Since December 2013, the new system:
- Has delivered more than 6,700 clinical proton treatment fields to 118 patients. (One treatment field equals the use of a single proton beam. Each patient receives two or three treatment fields per therapy session.) Of those patients, about 25 percent were children and 75 percent were adults;
- Has addressed a variety of complex tumors. Of adult tumors treated, 43 percent were in the brain, 27 percent were in the lungs, 11 percent were in the prostate and 8 percent were in the esophagus; and
- Has treated more than 20 patients in a single day.
Lawrence Barry, 62, of St. Louis, recently finished proton therapy treatments at Siteman for a rare brain tumor. The tumor had been causing severe headaches and memory loss until it was surgically removed. His lead physician, Washington University radiation oncologist Clifford Robinson, MD, recommended proton therapy instead of X-ray radiation as a follow-up treatment.

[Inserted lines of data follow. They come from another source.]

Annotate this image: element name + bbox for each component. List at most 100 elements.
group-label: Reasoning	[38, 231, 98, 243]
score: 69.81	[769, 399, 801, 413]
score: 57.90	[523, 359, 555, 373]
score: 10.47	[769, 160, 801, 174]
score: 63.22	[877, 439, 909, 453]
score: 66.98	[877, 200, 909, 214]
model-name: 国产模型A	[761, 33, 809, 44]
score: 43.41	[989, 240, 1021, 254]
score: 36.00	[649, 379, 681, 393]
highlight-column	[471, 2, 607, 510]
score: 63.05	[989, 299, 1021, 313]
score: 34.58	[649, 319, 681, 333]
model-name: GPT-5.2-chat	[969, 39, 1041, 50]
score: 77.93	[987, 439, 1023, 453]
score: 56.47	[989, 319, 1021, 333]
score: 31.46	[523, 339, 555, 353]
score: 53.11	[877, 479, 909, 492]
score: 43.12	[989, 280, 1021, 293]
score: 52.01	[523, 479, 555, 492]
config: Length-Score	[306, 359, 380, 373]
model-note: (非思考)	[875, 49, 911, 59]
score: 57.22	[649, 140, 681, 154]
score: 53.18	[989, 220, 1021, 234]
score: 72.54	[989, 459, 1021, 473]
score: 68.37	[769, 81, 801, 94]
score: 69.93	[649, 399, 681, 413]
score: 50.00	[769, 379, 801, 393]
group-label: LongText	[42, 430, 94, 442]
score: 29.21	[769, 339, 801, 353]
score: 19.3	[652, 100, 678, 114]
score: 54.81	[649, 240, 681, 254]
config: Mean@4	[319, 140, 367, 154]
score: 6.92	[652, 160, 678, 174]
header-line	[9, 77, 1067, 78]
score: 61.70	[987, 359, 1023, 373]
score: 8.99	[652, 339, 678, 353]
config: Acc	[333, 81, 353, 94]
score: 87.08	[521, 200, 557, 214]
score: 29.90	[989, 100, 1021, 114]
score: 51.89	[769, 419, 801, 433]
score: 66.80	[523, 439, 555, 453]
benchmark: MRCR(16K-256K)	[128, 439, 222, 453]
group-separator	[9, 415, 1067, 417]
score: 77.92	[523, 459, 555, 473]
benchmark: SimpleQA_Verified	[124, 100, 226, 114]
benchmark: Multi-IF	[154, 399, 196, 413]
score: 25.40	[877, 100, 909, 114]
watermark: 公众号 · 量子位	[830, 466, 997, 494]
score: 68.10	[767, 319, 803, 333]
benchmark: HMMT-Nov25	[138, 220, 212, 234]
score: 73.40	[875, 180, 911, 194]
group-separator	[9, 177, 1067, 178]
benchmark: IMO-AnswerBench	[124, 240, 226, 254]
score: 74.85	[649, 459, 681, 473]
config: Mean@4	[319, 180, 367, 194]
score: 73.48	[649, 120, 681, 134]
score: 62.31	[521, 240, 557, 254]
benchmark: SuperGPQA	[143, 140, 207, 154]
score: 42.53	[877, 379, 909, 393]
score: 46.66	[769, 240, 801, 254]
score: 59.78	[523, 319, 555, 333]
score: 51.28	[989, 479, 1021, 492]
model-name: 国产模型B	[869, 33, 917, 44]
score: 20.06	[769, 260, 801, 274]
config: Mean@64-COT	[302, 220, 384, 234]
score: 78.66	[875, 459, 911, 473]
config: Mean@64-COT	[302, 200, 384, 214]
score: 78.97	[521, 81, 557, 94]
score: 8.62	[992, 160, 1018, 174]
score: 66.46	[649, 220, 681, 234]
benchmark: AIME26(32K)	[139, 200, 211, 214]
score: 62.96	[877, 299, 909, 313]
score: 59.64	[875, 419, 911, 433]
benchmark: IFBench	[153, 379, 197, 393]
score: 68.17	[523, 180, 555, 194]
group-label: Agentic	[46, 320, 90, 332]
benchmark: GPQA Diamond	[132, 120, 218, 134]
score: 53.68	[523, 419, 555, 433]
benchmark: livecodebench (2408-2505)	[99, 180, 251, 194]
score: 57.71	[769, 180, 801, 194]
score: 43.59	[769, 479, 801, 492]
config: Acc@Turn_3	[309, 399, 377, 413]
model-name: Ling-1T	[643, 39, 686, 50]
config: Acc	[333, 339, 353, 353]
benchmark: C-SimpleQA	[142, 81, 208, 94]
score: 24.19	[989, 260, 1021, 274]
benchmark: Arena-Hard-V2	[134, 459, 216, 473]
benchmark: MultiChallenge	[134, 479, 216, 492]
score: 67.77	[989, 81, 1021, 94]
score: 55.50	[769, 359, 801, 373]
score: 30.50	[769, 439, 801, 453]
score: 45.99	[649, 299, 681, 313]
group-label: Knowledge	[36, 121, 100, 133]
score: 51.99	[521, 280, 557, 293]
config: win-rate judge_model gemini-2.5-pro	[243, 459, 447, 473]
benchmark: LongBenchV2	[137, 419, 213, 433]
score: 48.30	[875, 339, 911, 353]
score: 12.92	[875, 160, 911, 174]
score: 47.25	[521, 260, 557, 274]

“For every patient, we make a thoughtful decision about whether proton therapy is the best option,” said Robinson, assistant professor of radiation oncology at Washington University. “In Mr. Barry’s case, we decided to use protons because it would decrease substantially the radiation dose to his heart, lungs and bowels. In addition, proton therapy reduces the side effects sometimes caused by X-ray radiation, such as such as nausea, diarrhea and fatigue.”
A superconducting synchrocyclotron proton accelerator is a key component of the proton therapy system. The relatively small size of the device allows it to fit in a single room that isn’t much larger than a traditional radiation therapy room. The cost of this single-vault proton therapy system was about $25 million. That represents a fraction of the investment needed for traditional proton therapy systems, which typically are housed in football field-sized buildings and cost more than $150 million.
Littleton, Mass.-based Mevion Medical Systems developed and manufactured the technology, called the MEVION S250 Proton Therapy System. Radiation oncologists and physicists at Washington University worked with Mevion to develop and refine the proton therapy technology.
The proton therapy center was named after the late S. Lee Kling, a visionary St. Louisan who traveled to the East Coast to receive proton therapy for an eye tumor. Kling, a former chairman of The Foundation for Barnes-Jewish Hospital’s board of directors, believed the therapy should be more accessible and available to patients in St. Louis. As a result, Kling, along with family and friends, established the S. Lee Kling chair in radiation oncology — held by Bradley — to help lead the proton center’s development and to conduct research into the most effective ways to use this new technology.
The center serves the St. Louis region and the Midwest. The next closest location offering proton therapy is in the Chicago area, about 280 miles away.
Washington University School of Medicine’s 2,100 employed and volunteer faculty physicians also are the medical staff of Barnes-Jewish and St. Louis Children’s hospitals. The School of Medicine is one of the leading medical research, teaching and patient-care institutions in the nation, currently ranked sixth in the nation by U.S. News & World Report. Through its affiliations with Barnes-Jewish and St. Louis Children’s hospitals, the School of Medicine is linked to BJC HealthCare.
Siteman Cancer Center, the only National Cancer Institute-designated Comprehensive Cancer Center in Missouri, is ranked among the top cancer facilities in the nation by U.S. News & World Report. Comprising the cancer research, prevention and treatment programs of Barnes-Jewish Hospital and Washington University School of Medicine, Siteman is also Missouri’s only member of the National Comprehensive Cancer Network.